As Meyer was losing blood, Indianapolis Metropolitan Police Department Officer Brian Silcox was first to arrive on the scene.

“There was a lot of blood loss, so the first thing we try to do is to stop the bleeding as much as we can,” Silcox said.

Moments later, Silcox heard the familiar voice of his brother, Indiana State Police Sergeant Rich Silcox.

“We heard the shots, as I come around the corner down this direction, I saw my brother applying a tourniquet to a guy who’d been shot in the upper left leg,” Rich Silcox said. “The one tourniquet wasn’t stopping the blood totally, so I applied another tourniquet to his upper left leg.”

Rich Silcox doesn’t normally work in downtown Indianapolis, but Indiana State Police have been running directed downtown patrols in order to assist IMPD in light of increasing gun violence in the area.

Suddenly, two brothers from different police agencies were working side by side to save Meyer’s life.

“it’s definitely weird just to hear somebody’s voice that you grew up with for the last 40 years you know,” Brian Silcox said. “it was pretty amazing.”

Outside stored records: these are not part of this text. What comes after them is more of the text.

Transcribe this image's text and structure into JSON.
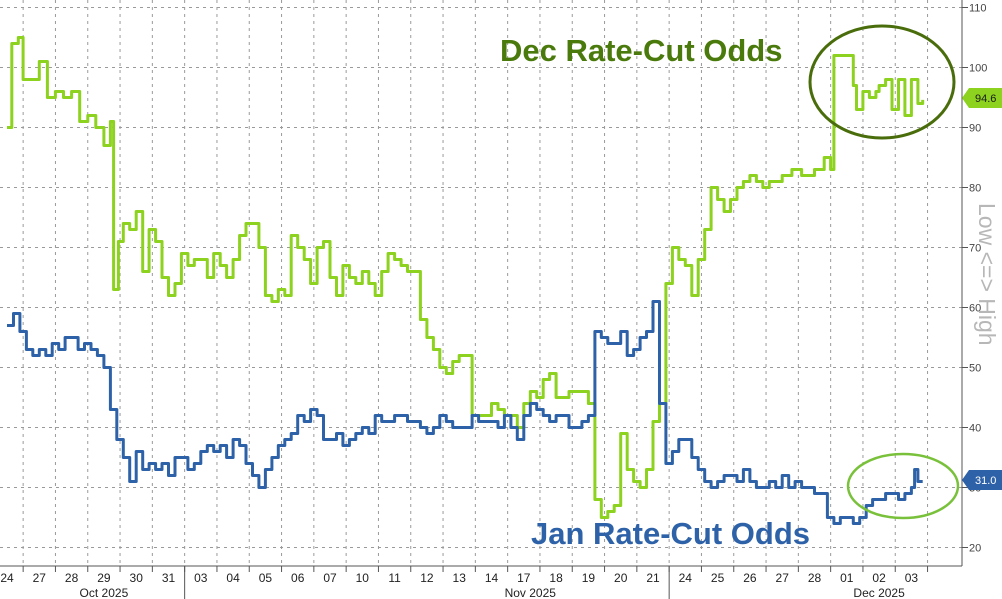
{
  "chart_data": {
    "type": "line",
    "ylabel": "Low <=> High",
    "ylim": [
      18,
      112
    ],
    "yticks": [
      20,
      30,
      40,
      50,
      60,
      70,
      80,
      90,
      100,
      110
    ],
    "date_ticks": [
      "24",
      "27",
      "28",
      "29",
      "30",
      "31",
      "03",
      "04",
      "05",
      "06",
      "07",
      "10",
      "11",
      "12",
      "13",
      "14",
      "17",
      "18",
      "19",
      "20",
      "21",
      "24",
      "25",
      "26",
      "27",
      "28",
      "01",
      "02",
      "03"
    ],
    "month_labels": [
      {
        "label": "Oct 2025",
        "at": 3
      },
      {
        "label": "Nov 2025",
        "at": 16.2
      },
      {
        "label": "Dec 2025",
        "at": 27
      }
    ],
    "annotations": [
      {
        "text": "Dec Rate-Cut Odds",
        "series": "dec"
      },
      {
        "text": "Jan Rate-Cut Odds",
        "series": "jan"
      }
    ],
    "series": [
      {
        "name": "Dec Rate-Cut Odds",
        "key": "dec",
        "color": "#8cd21e",
        "last": "94.6",
        "points": [
          [
            0,
            90
          ],
          [
            0.15,
            104
          ],
          [
            0.35,
            105
          ],
          [
            0.5,
            98
          ],
          [
            0.75,
            98
          ],
          [
            1,
            101
          ],
          [
            1.25,
            95
          ],
          [
            1.5,
            96
          ],
          [
            1.75,
            95
          ],
          [
            2,
            96
          ],
          [
            2.25,
            91
          ],
          [
            2.5,
            92
          ],
          [
            2.75,
            90
          ],
          [
            3,
            87
          ],
          [
            3.2,
            91
          ],
          [
            3.3,
            63
          ],
          [
            3.45,
            71
          ],
          [
            3.6,
            74
          ],
          [
            3.8,
            73
          ],
          [
            4,
            76
          ],
          [
            4.2,
            66
          ],
          [
            4.4,
            73
          ],
          [
            4.6,
            71
          ],
          [
            4.8,
            65
          ],
          [
            5,
            62
          ],
          [
            5.2,
            64
          ],
          [
            5.4,
            69
          ],
          [
            5.6,
            67
          ],
          [
            5.8,
            68
          ],
          [
            6,
            68
          ],
          [
            6.2,
            65
          ],
          [
            6.4,
            69
          ],
          [
            6.6,
            67
          ],
          [
            6.8,
            65
          ],
          [
            7,
            68
          ],
          [
            7.2,
            72
          ],
          [
            7.4,
            74
          ],
          [
            7.6,
            74
          ],
          [
            7.8,
            70
          ],
          [
            8,
            62
          ],
          [
            8.2,
            61
          ],
          [
            8.4,
            63
          ],
          [
            8.6,
            62
          ],
          [
            8.8,
            72
          ],
          [
            9,
            70
          ],
          [
            9.2,
            68
          ],
          [
            9.4,
            64
          ],
          [
            9.6,
            70
          ],
          [
            9.8,
            71
          ],
          [
            10,
            65
          ],
          [
            10.2,
            62
          ],
          [
            10.4,
            67
          ],
          [
            10.6,
            65
          ],
          [
            10.8,
            64
          ],
          [
            11,
            66
          ],
          [
            11.2,
            64
          ],
          [
            11.4,
            62
          ],
          [
            11.6,
            66
          ],
          [
            11.8,
            69
          ],
          [
            12,
            68
          ],
          [
            12.2,
            67
          ],
          [
            12.4,
            66
          ],
          [
            12.6,
            66
          ],
          [
            12.8,
            58
          ],
          [
            13,
            55
          ],
          [
            13.2,
            53
          ],
          [
            13.4,
            50
          ],
          [
            13.6,
            49
          ],
          [
            13.8,
            51
          ],
          [
            14,
            52
          ],
          [
            14.2,
            52
          ],
          [
            14.4,
            42
          ],
          [
            14.6,
            42
          ],
          [
            14.8,
            42
          ],
          [
            15,
            44
          ],
          [
            15.2,
            43
          ],
          [
            15.4,
            42
          ],
          [
            15.6,
            42
          ],
          [
            15.8,
            40
          ],
          [
            16,
            44
          ],
          [
            16.2,
            46
          ],
          [
            16.4,
            45
          ],
          [
            16.6,
            48
          ],
          [
            16.8,
            49
          ],
          [
            17,
            45
          ],
          [
            17.2,
            45
          ],
          [
            17.4,
            46
          ],
          [
            17.6,
            46
          ],
          [
            17.8,
            46
          ],
          [
            18,
            44
          ],
          [
            18.2,
            28
          ],
          [
            18.4,
            25
          ],
          [
            18.6,
            26
          ],
          [
            18.8,
            27
          ],
          [
            19,
            39
          ],
          [
            19.2,
            33
          ],
          [
            19.4,
            31
          ],
          [
            19.6,
            30
          ],
          [
            19.8,
            33
          ],
          [
            20,
            41
          ],
          [
            20.2,
            44
          ],
          [
            20.4,
            64
          ],
          [
            20.6,
            70
          ],
          [
            20.8,
            68
          ],
          [
            21,
            67
          ],
          [
            21.2,
            62
          ],
          [
            21.4,
            68
          ],
          [
            21.6,
            73
          ],
          [
            21.8,
            80
          ],
          [
            22,
            78
          ],
          [
            22.2,
            76
          ],
          [
            22.4,
            78
          ],
          [
            22.6,
            80
          ],
          [
            22.8,
            81
          ],
          [
            23,
            82
          ],
          [
            23.2,
            81
          ],
          [
            23.4,
            80
          ],
          [
            23.6,
            81
          ],
          [
            23.8,
            81
          ],
          [
            24,
            82
          ],
          [
            24.3,
            83
          ],
          [
            24.6,
            82
          ],
          [
            25,
            83
          ],
          [
            25.3,
            85
          ],
          [
            25.5,
            83
          ],
          [
            25.6,
            102
          ],
          [
            25.8,
            102
          ],
          [
            26,
            102
          ],
          [
            26.2,
            97
          ],
          [
            26.3,
            93
          ],
          [
            26.5,
            96
          ],
          [
            26.7,
            95
          ],
          [
            26.9,
            96
          ],
          [
            27,
            97
          ],
          [
            27.2,
            98
          ],
          [
            27.4,
            93
          ],
          [
            27.6,
            98
          ],
          [
            27.8,
            92
          ],
          [
            28,
            98
          ],
          [
            28.2,
            94
          ],
          [
            28.35,
            94.6
          ]
        ]
      },
      {
        "name": "Jan Rate-Cut Odds",
        "key": "jan",
        "color": "#2e62a8",
        "last": "31.0",
        "points": [
          [
            0,
            57
          ],
          [
            0.2,
            59
          ],
          [
            0.4,
            56
          ],
          [
            0.6,
            53
          ],
          [
            0.8,
            52
          ],
          [
            1,
            53
          ],
          [
            1.2,
            52
          ],
          [
            1.4,
            54
          ],
          [
            1.6,
            53
          ],
          [
            1.8,
            55
          ],
          [
            2,
            55
          ],
          [
            2.2,
            53
          ],
          [
            2.4,
            54
          ],
          [
            2.6,
            53
          ],
          [
            2.8,
            52
          ],
          [
            3,
            50
          ],
          [
            3.2,
            43
          ],
          [
            3.4,
            38
          ],
          [
            3.6,
            35
          ],
          [
            3.8,
            31
          ],
          [
            4,
            36
          ],
          [
            4.2,
            33
          ],
          [
            4.4,
            34
          ],
          [
            4.6,
            33
          ],
          [
            4.8,
            34
          ],
          [
            5,
            32
          ],
          [
            5.2,
            35
          ],
          [
            5.4,
            35
          ],
          [
            5.6,
            33
          ],
          [
            5.8,
            34
          ],
          [
            6,
            36
          ],
          [
            6.2,
            37
          ],
          [
            6.4,
            36
          ],
          [
            6.6,
            37
          ],
          [
            6.8,
            35
          ],
          [
            7,
            38
          ],
          [
            7.2,
            37
          ],
          [
            7.4,
            34
          ],
          [
            7.6,
            32
          ],
          [
            7.8,
            30
          ],
          [
            8,
            33
          ],
          [
            8.2,
            35
          ],
          [
            8.4,
            37
          ],
          [
            8.6,
            38
          ],
          [
            8.8,
            39
          ],
          [
            9,
            42
          ],
          [
            9.2,
            41
          ],
          [
            9.4,
            43
          ],
          [
            9.6,
            42
          ],
          [
            9.8,
            38
          ],
          [
            10,
            38
          ],
          [
            10.2,
            39
          ],
          [
            10.4,
            37
          ],
          [
            10.6,
            38
          ],
          [
            10.8,
            39
          ],
          [
            11,
            40
          ],
          [
            11.2,
            39
          ],
          [
            11.4,
            42
          ],
          [
            11.6,
            41
          ],
          [
            11.8,
            41
          ],
          [
            12,
            42
          ],
          [
            12.2,
            42
          ],
          [
            12.4,
            41
          ],
          [
            12.6,
            41
          ],
          [
            12.8,
            40
          ],
          [
            13,
            39
          ],
          [
            13.2,
            40
          ],
          [
            13.4,
            42
          ],
          [
            13.6,
            41
          ],
          [
            13.8,
            40
          ],
          [
            14,
            40
          ],
          [
            14.2,
            40
          ],
          [
            14.4,
            42
          ],
          [
            14.6,
            41
          ],
          [
            14.8,
            41
          ],
          [
            15,
            41
          ],
          [
            15.2,
            40
          ],
          [
            15.4,
            42
          ],
          [
            15.6,
            40
          ],
          [
            15.8,
            38
          ],
          [
            16,
            42
          ],
          [
            16.2,
            44
          ],
          [
            16.4,
            43
          ],
          [
            16.6,
            42
          ],
          [
            16.8,
            41
          ],
          [
            17,
            42
          ],
          [
            17.2,
            42
          ],
          [
            17.4,
            40
          ],
          [
            17.6,
            40
          ],
          [
            17.8,
            41
          ],
          [
            18,
            42
          ],
          [
            18.2,
            56
          ],
          [
            18.4,
            55
          ],
          [
            18.6,
            54
          ],
          [
            18.8,
            54
          ],
          [
            19,
            56
          ],
          [
            19.2,
            52
          ],
          [
            19.4,
            53
          ],
          [
            19.6,
            55
          ],
          [
            19.8,
            56
          ],
          [
            20,
            61
          ],
          [
            20.2,
            44
          ],
          [
            20.4,
            34
          ],
          [
            20.6,
            36
          ],
          [
            20.8,
            38
          ],
          [
            21,
            38
          ],
          [
            21.2,
            35
          ],
          [
            21.4,
            33
          ],
          [
            21.6,
            31
          ],
          [
            21.8,
            30
          ],
          [
            22,
            31
          ],
          [
            22.2,
            32
          ],
          [
            22.4,
            32
          ],
          [
            22.6,
            31
          ],
          [
            22.8,
            33
          ],
          [
            23,
            31
          ],
          [
            23.2,
            30
          ],
          [
            23.4,
            30
          ],
          [
            23.6,
            31
          ],
          [
            23.8,
            30
          ],
          [
            24,
            32
          ],
          [
            24.2,
            30
          ],
          [
            24.4,
            31
          ],
          [
            24.6,
            30
          ],
          [
            24.8,
            30
          ],
          [
            25,
            29
          ],
          [
            25.2,
            29
          ],
          [
            25.4,
            25
          ],
          [
            25.6,
            24
          ],
          [
            25.8,
            25
          ],
          [
            26,
            25
          ],
          [
            26.2,
            24
          ],
          [
            26.4,
            25
          ],
          [
            26.6,
            27
          ],
          [
            26.8,
            28
          ],
          [
            27,
            28
          ],
          [
            27.2,
            29
          ],
          [
            27.4,
            29
          ],
          [
            27.6,
            28
          ],
          [
            27.8,
            29
          ],
          [
            28,
            30
          ],
          [
            28.1,
            33
          ],
          [
            28.2,
            31
          ],
          [
            28.35,
            31
          ]
        ]
      }
    ]
  }
}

“Those two did a terrific job of keeping me calm,” Meyer said.

In hindsight, Meyer said he wasn’t surprised to learn the two officers treating him were brothers.

“You could just tell that they were in sync together,” he recalled. “And I felt like I was in very good hands.”

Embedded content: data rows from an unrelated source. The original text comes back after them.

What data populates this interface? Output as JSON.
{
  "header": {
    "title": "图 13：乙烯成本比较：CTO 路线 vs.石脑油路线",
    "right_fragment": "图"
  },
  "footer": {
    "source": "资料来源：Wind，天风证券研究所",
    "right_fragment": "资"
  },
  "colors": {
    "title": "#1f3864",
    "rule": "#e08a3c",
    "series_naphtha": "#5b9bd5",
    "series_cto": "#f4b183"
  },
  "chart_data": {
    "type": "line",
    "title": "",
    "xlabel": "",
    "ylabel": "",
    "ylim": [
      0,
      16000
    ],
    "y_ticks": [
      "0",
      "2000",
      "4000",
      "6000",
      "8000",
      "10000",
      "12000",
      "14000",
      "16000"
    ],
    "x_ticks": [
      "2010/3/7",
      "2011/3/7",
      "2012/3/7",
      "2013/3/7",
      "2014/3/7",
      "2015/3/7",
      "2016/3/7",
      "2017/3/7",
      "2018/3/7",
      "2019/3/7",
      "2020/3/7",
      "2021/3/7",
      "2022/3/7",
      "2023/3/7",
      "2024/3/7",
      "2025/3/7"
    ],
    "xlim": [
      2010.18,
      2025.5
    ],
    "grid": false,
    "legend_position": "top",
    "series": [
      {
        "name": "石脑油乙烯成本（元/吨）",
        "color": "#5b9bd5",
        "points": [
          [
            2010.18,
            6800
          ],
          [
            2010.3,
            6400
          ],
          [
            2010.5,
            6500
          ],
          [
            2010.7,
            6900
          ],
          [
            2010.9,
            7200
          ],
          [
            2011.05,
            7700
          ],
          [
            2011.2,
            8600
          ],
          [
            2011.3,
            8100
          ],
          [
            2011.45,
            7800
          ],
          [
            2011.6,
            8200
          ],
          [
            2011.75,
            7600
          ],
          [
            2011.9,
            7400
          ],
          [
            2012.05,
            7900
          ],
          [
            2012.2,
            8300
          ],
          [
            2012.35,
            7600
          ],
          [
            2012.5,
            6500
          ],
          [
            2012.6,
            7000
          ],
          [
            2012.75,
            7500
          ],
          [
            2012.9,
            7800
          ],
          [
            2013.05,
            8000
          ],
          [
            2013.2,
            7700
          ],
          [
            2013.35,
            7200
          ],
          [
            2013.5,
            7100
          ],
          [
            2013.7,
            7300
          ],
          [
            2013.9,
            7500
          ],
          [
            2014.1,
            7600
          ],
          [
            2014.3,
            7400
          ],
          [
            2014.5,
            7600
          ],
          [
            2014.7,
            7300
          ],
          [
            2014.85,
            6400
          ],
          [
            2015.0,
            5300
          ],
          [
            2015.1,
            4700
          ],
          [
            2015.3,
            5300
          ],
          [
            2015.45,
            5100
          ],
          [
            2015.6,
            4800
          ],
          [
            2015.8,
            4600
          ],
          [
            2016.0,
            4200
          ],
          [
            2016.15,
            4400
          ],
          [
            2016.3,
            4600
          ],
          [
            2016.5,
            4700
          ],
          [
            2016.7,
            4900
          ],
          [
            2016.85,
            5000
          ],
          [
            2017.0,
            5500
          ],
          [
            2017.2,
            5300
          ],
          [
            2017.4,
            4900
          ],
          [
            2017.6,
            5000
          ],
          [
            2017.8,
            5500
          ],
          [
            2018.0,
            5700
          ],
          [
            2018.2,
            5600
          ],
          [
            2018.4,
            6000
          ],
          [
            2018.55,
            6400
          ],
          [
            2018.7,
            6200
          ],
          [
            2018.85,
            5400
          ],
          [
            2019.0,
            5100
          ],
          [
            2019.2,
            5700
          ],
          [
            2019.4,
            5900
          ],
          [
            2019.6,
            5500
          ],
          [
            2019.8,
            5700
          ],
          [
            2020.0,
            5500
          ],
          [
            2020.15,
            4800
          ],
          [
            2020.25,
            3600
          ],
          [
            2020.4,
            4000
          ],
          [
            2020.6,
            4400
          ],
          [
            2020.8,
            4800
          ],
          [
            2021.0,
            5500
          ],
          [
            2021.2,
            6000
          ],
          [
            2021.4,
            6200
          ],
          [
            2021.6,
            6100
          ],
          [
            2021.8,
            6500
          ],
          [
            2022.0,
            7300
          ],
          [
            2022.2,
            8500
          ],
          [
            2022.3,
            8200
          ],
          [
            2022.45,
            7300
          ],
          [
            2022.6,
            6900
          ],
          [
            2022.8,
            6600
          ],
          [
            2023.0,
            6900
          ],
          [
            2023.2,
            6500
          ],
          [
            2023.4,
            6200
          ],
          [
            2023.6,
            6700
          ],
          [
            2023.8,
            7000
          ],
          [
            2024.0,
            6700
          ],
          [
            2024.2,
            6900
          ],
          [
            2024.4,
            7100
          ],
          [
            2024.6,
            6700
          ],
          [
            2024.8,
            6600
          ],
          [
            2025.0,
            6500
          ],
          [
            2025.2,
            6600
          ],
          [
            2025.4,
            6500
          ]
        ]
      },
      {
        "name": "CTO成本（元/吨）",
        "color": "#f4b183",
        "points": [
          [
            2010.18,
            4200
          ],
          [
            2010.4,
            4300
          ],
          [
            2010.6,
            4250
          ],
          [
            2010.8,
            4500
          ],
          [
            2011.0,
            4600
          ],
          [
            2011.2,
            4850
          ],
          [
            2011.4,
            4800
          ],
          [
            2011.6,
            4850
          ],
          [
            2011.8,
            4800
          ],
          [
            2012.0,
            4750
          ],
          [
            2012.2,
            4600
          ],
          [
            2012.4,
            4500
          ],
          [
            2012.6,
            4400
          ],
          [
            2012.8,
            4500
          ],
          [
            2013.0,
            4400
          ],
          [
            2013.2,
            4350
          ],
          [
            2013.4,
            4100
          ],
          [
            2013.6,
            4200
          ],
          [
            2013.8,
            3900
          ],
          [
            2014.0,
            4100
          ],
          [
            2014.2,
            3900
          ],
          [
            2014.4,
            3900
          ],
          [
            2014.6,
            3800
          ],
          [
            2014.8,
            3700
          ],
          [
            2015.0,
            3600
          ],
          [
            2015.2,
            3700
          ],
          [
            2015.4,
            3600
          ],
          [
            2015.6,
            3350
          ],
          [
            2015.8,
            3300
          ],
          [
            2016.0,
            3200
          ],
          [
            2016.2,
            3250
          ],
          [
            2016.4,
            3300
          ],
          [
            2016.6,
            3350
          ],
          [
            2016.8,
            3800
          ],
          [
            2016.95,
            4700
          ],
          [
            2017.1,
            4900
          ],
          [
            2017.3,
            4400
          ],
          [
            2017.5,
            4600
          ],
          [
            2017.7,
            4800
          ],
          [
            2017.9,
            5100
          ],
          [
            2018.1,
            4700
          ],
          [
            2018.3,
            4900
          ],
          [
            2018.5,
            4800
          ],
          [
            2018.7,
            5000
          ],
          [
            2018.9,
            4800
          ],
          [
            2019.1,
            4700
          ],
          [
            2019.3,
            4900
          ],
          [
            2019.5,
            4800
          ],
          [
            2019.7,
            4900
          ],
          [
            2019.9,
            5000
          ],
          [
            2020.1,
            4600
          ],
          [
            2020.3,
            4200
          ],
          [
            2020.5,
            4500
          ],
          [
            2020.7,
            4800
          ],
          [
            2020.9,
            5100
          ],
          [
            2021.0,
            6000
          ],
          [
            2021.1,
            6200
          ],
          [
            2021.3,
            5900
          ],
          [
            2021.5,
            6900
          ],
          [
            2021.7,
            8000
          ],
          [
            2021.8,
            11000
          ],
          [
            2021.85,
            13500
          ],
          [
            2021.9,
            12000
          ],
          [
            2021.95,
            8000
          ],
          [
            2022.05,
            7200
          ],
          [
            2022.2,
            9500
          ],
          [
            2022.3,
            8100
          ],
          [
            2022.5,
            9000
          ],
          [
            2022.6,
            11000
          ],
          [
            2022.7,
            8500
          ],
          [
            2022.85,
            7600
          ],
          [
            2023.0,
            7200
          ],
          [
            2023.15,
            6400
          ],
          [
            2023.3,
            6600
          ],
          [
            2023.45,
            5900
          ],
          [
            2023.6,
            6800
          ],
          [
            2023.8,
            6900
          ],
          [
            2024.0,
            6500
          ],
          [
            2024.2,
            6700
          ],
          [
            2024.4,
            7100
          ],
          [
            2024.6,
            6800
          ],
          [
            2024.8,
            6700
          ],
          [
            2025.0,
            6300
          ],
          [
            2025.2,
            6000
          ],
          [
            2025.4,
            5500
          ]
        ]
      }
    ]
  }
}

The Silcox brothers said they have responded to the same calls in the past, but they’ve never crossed paths or worked in close quarters at the same scene.

“It really is an honor,” Rich Silcox said. “It’s pretty cool to pull up to somewhere or take a call with him and work side-by-side with each other.”

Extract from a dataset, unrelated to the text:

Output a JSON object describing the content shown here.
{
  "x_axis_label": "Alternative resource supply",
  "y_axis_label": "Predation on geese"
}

Their efforts worked. The Silcox brothers were able to stop Meyer’s bleeding long enough for medics to rush him to surgery at Eskenazi Hospital. Meyer is now back home recovering in Iowa. He hopes to be back on his feet, walking freely in the next couple months.

“I owe them my life, there’s no doubt about it,” Meyer said. “Given a second chance has just been amazing. My wife and son and I, we couldn’t repay them enough. It’s been very emotional.”

In the heat of the moment, the Silcox brothers say they didn’t give much thought to the unique situation they were in together. They were focused on keeping Meyer alive. However, they’ve had time since then to reflect on the experience they shared.

“When it’s over, you have a time to step back and really appreciate, ‘Hey I was able to work with you and we were able to do something good,’” Rich Silcox said. “This is what we do. I’m glad he’s okay, and I’m glad we were able to help him.”

“I think our mom and dad thought about it more, about us doing it together than we did at the time,” Brian Silcox said. “I hope he has a speedy recovery, and I hope everything worked out well for him, and that he’s back to normal before he knows it.”

Police arrested 26-year-old Carnell Williams shortly after the shooting that injured Meyer. Williams is charged with two counts of criminal recklessness and one count of carrying a handgun without a license.